The Democratic governor said he took the action as a matter of fairness for college athletes. It will spare Kentucky’s colleges from being at a competitive disadvantage with rivals in other states that will have laws enabling athletes to profit off their name, image or likeness, he said.

“This is important to our student-athletes, who for decades, others – whether it’s companies or institutions – have profited on,” Beshear told reporters. “These athletes deserve to be a part of that.”

Beshear said his executive order takes effect July 1, when similar legislation passed in several other states will become law. His office said he was the first governor to make the change by executive order.
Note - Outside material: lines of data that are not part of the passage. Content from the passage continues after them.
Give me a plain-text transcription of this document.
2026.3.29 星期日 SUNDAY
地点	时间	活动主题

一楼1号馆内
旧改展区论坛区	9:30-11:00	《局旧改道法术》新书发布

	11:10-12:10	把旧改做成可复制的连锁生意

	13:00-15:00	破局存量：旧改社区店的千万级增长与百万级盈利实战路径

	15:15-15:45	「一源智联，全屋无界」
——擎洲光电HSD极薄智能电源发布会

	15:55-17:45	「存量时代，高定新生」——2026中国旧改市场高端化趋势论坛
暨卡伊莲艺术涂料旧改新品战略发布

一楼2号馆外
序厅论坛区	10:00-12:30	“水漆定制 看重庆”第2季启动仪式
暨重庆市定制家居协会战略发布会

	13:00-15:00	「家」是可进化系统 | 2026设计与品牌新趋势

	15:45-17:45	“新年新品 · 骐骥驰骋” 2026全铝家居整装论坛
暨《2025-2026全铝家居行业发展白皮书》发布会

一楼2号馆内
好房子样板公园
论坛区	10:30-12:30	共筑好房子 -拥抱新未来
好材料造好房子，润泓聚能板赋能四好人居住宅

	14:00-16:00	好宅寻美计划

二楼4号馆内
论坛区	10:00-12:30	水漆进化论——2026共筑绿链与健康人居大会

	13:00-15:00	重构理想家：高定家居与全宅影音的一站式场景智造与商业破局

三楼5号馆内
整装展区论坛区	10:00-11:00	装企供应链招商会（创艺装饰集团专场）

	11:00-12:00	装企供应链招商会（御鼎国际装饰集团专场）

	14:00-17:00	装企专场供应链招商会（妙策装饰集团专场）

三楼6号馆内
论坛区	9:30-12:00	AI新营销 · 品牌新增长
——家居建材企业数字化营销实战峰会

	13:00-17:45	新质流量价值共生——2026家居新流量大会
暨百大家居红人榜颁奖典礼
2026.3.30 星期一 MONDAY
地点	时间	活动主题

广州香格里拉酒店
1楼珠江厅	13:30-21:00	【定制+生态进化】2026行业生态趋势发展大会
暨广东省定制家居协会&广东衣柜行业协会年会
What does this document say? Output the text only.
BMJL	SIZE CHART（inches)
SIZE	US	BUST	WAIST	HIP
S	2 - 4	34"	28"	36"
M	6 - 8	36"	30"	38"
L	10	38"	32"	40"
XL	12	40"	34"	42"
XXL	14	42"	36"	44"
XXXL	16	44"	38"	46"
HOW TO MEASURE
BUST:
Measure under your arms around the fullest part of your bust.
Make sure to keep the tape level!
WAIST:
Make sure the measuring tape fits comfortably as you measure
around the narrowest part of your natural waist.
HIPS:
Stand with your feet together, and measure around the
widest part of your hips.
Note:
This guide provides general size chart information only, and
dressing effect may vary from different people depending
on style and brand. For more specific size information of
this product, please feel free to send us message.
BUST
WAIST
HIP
The governor’s action won praise from the University of Kentucky and the University of Louisville. UK plays in the Southeastern Conference and UofL competes in the Atlantic Coast Conference.

“Bringing the state of Kentucky into competitive balance with other states across the country and, more specifically, the Atlantic Coast Conference is critical,” Vince Tyra, U of L’s vice president for intercollegiate athletics, said in a release issued by the governor’s office.

UK athletics director Mitch Barnhart said the governor’s action “provides us the flexibility we need at this time to further develop policies around name, image and likeness.”

“We are appreciative of that support, as it is a bridge until such time as state and/or federal laws are enacted,” Barnhart said in the same release from Beshear’s office. “The landscape of college sports is now in the midst of dramatic and historic change – perhaps the biggest set of shifts and changes since scholarships were first awarded decades ago.”

In Alabama, Florida, Georgia, Mississippi, New Mexico and Texas, laws go into effect July 1 that make it impermissible for the NCAA and members schools to prevent athletes from being paid by third parties for things like sponsorship deals, online endorsements and personal appearances.

The NCAA had hoped for a national law from Congress that has not come, and its own rule-making has been bogged down for months. College sports leaders are instead moving toward the type of patchwork regulation they have been warning against for months.